Hi all,
Hoping someone can point me in the right direction.
I am not much of a programmer, but pretty good at finding what I need to make things work (generally). I have looked on the forum already and found a great post on pretty much what I wanted - push button led timer example
So rather than a button like in the example, I am using a lora module (dorji sx1276) and this has rx and tx on it's board which is hooked up to my wemos d1 mini r2.
I am sending a "ping" from a raspberry pi over lora every 5 seconds. I first tested this just using serial print on the arduino. and sure enough, every 5 seconds it would print "still connected" if it received a y or Y.
However! With the led, it comes on.. and it never goes off. I have played around trying to mod it a bit, but no matter what I do, it stays on all the time after it receives the first ping!
here is an excerpt from the code - it is actually within another tutorial I modded on a keypad lock:
void loop() {
if (Serial.available()){
char ch = Serial.read();
if (ch == 'y' || ch == 'Y'){
digitalWrite(13, HIGH); // LED comes On
onTime = millis();
}
if (onTime > 0 && millis() - onTime > 2000)
{
digitalWrite(13, LOW); // LED goes off
onTime = 0;
}
}
I also have this above void setup
unsigned long elapsedTime;
unsigned long onTime;
The only other thing to note is if I pull the power from the dorji module, it does turn the led off, and the led comes back on as soon as I plug it back in again - I would say suspicious, but I can see the rx pulsing every 5 sec when it receives the "Y", and as I mentioned when I used print, it did it every 5 seconds as it arrived, not constantly.

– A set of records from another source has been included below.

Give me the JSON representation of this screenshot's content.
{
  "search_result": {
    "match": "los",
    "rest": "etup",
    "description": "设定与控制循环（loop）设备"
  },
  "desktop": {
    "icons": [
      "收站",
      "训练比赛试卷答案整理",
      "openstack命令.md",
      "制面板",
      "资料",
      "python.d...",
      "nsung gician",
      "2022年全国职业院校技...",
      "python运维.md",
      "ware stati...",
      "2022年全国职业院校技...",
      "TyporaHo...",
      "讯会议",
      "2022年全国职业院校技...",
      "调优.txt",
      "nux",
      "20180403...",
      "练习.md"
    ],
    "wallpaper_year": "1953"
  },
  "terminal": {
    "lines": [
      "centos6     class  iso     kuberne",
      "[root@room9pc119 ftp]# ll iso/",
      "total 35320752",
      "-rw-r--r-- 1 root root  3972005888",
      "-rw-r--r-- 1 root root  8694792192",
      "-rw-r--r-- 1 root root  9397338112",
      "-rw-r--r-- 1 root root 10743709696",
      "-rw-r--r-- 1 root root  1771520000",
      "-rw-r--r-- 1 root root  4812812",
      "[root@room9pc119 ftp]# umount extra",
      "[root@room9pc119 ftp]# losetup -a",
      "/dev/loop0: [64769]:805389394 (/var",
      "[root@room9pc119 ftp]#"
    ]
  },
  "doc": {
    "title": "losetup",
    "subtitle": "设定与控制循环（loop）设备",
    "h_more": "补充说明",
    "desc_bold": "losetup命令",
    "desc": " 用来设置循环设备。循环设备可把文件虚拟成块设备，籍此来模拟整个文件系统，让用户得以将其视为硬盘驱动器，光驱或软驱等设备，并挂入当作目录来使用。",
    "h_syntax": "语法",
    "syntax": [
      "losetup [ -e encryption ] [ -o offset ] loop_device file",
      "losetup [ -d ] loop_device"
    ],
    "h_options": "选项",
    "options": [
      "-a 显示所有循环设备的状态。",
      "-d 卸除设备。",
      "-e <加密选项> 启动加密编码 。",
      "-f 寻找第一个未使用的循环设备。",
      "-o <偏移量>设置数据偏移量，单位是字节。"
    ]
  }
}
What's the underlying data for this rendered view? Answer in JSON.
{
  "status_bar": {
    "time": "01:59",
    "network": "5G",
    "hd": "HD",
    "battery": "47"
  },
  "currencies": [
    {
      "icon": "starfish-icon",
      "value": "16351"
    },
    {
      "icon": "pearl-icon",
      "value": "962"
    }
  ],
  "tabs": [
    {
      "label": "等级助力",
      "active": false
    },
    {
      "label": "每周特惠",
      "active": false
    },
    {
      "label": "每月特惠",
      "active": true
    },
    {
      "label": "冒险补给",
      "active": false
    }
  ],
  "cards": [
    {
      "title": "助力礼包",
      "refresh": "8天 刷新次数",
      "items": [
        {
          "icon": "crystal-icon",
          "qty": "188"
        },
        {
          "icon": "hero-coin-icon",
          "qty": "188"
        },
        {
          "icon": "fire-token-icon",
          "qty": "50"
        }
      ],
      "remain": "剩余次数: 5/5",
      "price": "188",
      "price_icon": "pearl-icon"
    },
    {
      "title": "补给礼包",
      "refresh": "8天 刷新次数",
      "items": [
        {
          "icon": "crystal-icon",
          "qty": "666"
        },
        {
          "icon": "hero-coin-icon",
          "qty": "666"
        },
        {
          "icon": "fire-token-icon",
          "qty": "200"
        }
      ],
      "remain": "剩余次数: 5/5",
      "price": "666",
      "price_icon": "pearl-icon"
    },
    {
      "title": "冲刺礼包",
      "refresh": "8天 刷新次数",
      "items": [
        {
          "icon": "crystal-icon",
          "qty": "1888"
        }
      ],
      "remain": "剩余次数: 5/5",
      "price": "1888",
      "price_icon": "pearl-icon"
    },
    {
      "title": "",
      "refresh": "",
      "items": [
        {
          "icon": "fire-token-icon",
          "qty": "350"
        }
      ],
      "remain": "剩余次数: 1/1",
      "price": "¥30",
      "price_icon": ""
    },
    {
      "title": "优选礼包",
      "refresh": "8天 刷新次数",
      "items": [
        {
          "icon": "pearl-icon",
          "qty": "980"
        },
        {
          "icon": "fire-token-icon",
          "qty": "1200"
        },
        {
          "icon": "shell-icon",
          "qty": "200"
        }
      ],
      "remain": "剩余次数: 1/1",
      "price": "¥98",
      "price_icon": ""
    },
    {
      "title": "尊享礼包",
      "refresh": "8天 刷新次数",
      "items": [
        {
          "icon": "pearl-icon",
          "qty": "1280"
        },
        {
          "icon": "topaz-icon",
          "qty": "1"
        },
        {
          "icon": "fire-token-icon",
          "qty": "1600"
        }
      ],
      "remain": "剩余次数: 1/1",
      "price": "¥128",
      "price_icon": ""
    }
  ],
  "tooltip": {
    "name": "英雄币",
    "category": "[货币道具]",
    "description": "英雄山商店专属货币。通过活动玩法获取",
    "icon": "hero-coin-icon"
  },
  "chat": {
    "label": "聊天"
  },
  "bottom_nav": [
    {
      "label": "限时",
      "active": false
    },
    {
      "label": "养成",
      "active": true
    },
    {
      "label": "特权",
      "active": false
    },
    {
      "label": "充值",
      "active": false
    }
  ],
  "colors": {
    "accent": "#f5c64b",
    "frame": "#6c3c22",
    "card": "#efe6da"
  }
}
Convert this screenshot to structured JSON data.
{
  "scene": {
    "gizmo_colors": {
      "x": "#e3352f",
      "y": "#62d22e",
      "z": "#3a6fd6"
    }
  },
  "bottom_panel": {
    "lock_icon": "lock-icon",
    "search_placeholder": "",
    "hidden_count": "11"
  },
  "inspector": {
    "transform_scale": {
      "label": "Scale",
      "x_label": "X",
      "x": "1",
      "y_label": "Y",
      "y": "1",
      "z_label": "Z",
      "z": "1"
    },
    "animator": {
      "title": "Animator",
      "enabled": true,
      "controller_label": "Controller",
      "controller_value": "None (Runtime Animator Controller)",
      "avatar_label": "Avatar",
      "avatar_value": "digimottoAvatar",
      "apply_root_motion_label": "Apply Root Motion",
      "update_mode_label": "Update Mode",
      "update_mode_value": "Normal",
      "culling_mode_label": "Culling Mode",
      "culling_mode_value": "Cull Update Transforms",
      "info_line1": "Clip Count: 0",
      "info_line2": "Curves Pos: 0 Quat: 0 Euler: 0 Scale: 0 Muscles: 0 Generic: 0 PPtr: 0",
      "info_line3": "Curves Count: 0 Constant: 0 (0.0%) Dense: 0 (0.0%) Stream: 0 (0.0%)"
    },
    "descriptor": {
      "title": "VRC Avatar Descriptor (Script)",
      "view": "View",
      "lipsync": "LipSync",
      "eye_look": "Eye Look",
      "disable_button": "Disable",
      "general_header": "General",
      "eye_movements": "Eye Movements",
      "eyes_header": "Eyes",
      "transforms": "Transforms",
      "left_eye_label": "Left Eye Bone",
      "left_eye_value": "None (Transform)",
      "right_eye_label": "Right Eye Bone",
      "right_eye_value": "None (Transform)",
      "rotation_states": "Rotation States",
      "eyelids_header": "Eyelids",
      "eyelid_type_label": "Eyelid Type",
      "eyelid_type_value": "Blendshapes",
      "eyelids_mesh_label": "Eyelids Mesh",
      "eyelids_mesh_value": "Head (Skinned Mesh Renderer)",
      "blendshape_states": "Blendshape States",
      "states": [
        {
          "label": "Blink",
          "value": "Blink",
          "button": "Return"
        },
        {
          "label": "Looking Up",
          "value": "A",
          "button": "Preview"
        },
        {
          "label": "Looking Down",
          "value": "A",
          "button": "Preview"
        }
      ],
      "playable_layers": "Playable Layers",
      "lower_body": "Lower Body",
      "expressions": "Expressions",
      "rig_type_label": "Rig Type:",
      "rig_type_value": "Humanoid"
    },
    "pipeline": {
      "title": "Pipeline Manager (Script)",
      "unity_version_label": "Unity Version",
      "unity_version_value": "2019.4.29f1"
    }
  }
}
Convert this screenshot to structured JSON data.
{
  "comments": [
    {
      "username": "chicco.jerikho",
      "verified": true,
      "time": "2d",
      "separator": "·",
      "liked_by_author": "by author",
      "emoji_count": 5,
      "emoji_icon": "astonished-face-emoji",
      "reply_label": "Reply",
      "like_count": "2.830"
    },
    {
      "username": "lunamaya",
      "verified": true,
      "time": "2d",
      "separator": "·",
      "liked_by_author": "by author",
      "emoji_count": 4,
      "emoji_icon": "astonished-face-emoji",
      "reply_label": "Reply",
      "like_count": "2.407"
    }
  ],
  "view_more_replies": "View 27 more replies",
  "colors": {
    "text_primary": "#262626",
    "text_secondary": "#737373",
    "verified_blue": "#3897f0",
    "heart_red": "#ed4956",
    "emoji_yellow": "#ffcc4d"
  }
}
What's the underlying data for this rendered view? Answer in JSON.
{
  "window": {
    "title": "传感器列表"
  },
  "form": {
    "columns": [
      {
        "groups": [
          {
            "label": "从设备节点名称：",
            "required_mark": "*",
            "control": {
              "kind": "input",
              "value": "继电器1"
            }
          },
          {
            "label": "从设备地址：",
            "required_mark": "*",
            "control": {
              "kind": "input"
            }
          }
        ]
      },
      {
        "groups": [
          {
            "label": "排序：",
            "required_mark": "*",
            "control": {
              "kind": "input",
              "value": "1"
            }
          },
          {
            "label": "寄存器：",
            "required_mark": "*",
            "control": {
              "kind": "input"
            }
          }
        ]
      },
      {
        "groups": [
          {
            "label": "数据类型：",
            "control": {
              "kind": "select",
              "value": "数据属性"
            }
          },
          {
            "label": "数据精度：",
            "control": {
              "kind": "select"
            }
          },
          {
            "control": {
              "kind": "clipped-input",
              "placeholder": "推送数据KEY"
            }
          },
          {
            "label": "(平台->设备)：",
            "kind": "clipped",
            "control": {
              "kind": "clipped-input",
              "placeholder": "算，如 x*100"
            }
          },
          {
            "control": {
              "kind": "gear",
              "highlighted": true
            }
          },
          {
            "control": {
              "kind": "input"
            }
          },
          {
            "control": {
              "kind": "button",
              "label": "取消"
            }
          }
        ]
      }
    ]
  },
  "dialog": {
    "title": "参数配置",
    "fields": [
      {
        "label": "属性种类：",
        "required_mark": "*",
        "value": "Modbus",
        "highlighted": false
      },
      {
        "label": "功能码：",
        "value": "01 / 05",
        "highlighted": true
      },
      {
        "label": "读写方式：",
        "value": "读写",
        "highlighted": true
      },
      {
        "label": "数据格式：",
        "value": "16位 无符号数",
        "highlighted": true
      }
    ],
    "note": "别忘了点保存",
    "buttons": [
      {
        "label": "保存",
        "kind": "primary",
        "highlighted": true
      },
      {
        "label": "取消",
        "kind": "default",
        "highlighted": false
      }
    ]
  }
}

oh the arduino code is in python that is sending and that is:
#!/usr/bin/env python3
import serial
import time
ser=serial.Serial('/dev/ttyS0', 9600, timeout=1)
counter=0
while 1:
ser.write("Y".encode())
time.sleep(5)
counter +=1
I am not using the counter, again this was an example I found I modified. I will need to tidy it at some point.
Hope someone can help and point out what I am doing wrong. It is driving me crazy!
thanks for the replies @gcjr I tried what you wrote, however as soon as the first "ping" comes from the raspberry pi, the led just flashes constantly. I do notice a blip in the led when a new ping is coming in. I reduced the on time and flash time, but it was just the same with a different flash rate.
What I am looking to do is to flash the led once every time a ping comes in.
I also checked the arduino code and added a "print" function to check it definitely is only sending every 5 seconds, and this seems to be the case.
Thanks,
David
I hope you don't mind, but there is something that I have to get out of the way first:
You can at least try to act like one
In the Arduino IDE, you can press Ctrl+T or in the menu: Tools / Auto Format
Make every space, every comma, every indent look good. This is very important. It is not possible to make reliable code when the text does not look good.
You can have your own style. This is the code from your first post in my style:
In that code, the 'onTime' is used to hold the millis-value and also as a flag. That is not good programming. Use an extra 'bool' variable for that as gcjr did.
The normal way to turn the led off is also make that 'bool' variable false.
It can be called a pulse-stretcher or a single shot delay after a trigger.
My millis_single_delay.ino is the most basic code that I could think off.
Yes you are right, I should do a better job on my formatting. I definitely need to clean up the rest of the code too! Can you imagine what my desk at work is like?!
I did turn on the autoformatting, but it kept putting in curly bracket closers every time I pressed return, so I turned it off just now. (probably makes sense when writing programmes, but maybe not editing? )
I copied your code and applied it to my ping coming in on the serial pin.
I had a panic as the lcd display on the arduino stopped working, as did the keypad and sending data, but it just seemed to be a glitch. After I rebooted the wemos D1 it was fine.
The wemos is a bit fickle, I have discovered that when the dorji module is connected to the tx rx pins the arduino IDE can't upload to it as it can't see it on the comms port. As soon as I disconnect power to the dorji module, it works fine. Must share comms or something. Maybe this is a common known thing, but I am fairly new to this.
Thanks for everyone's help on this, it is working great!
Now just to build a headless ad hoc webserver on my pi and write the data sent from the arduino over lora to this Good luck me!